I just watched the season finale of 19 Kids and Counting. I had seen the news stories and I already knew the sad news but it was still heartbreaking. It's like watching a movie after reading the book and you know what is about to happen before the characters do. If you aren't already aware, the Duggar family went to a doctor visit to find out the gender of their 20th child (I KNOW!) and instead discovered that the baby had passed away as there was no longer a heartbeat. Upon hearing the news, before she even had time to take it all in, the mother said, "The Lord giveth, and the Lord taketh away. Blessed be the name of the Lord." This is part of the reason I watch the show because I wish my faith was that strong and I admire that, or at least I think I do. I know that would not have been my reaction. I know because I lived the horror for only an hour or so of believing that I had miscarried when I was pregnant with Owen.

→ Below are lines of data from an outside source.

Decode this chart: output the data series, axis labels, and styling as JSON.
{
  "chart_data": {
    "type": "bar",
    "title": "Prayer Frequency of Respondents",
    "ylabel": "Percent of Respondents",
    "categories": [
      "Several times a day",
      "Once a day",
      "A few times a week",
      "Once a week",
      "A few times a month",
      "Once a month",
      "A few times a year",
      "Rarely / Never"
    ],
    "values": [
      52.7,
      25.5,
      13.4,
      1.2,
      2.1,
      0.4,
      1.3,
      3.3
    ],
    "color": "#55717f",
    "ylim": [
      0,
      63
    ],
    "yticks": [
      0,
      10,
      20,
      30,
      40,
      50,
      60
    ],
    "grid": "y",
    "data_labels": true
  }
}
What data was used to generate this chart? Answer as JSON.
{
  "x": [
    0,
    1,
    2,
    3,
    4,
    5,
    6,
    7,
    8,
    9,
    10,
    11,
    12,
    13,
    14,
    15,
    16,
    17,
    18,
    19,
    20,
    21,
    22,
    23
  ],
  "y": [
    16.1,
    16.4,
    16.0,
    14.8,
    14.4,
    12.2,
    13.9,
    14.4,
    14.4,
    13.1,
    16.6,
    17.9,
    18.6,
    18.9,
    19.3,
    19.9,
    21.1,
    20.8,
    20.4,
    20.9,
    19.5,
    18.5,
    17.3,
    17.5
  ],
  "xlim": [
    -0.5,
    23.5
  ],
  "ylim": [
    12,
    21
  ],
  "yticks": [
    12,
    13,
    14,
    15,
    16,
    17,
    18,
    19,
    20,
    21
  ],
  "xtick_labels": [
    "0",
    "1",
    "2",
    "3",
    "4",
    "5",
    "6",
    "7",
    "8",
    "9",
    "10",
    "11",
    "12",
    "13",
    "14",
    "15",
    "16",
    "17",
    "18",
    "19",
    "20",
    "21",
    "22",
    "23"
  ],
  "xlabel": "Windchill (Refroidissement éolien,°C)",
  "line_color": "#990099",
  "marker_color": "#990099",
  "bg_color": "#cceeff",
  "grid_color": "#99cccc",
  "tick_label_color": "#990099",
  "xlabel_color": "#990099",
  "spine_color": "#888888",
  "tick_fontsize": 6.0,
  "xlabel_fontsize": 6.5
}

I was put on bed rest at only 5 weeks due to an episode of bleeding. I was home by myself early in the morning after Timothy had taken Collin to daycare and he was on his way to work. I won't give you all the details, but suddenly there was a lot more bleeding and some other stuff and I was positive that I had lost the baby. When I had been to the ER 5 days before I was told that there was a high chance I would miscarry which is why I was on bed rest. What did I do? I made probably the most frantic phone call of my life and God knows how Timothy understood me, but he said he was on his way but couldn't stay on the phone because he had to call work to say he wasn't going in. I don't remember a lot of the next few minutes until he got home except I know I was laying on the floor screaming and crying. There was no quoting Bible verses, but I do remember wondering if our baby was in Heaven.
Timothy somehow got us to the hospital, I don't remember much about that either. I know he had to tell the lady behind the desk why we were there because I couldn't stop crying long enough to talk. I don't know how long we waited, but finally I was taken back for an ultrasound. Timothy wasn't allowed to go. The ultrasound tech asked me why I was crying because she was just asked to check me out and didn't know why I was there. I told her that I had lost the baby. She was sad for me and she said we would just look and see what was going on. After a minute she turned up a dial on the machine and I could hear a static whooshing noise. She said, "Do you hear that? That's your baby's heartbeat!" At that point I did say, "Thank you Jesus!"
So what does it say about me that I can thank God for good news, but I turn in on myself when I receive bad news? I think it says that I'm human. That was honestly one of the most painful hours of my life.And quite the opposite of what was portrayed on the show tonight. I went expecting bad news and went home with great news, while the Duggars went expecting good news and came home with horrible news. I feel so badly for them. I also renewed my anger of all the people that were so outspoken when the pregnancy was announced. I wouldn't choose to have that many children, but you've got to admire their courage and faith which is what their whole life is based on.
Looks like my first blog in a long time was based on a reality tv show. That's kind of embarrassing, but maybe this will open the door a crack to get me back into writing. I felt pretty messed up and out of it for awhile and I didn't want to spread that acid out to all you fine people. But Spring has sprung as they say and I do believe things are looking up.
I swear, I really don't even watch that much tv.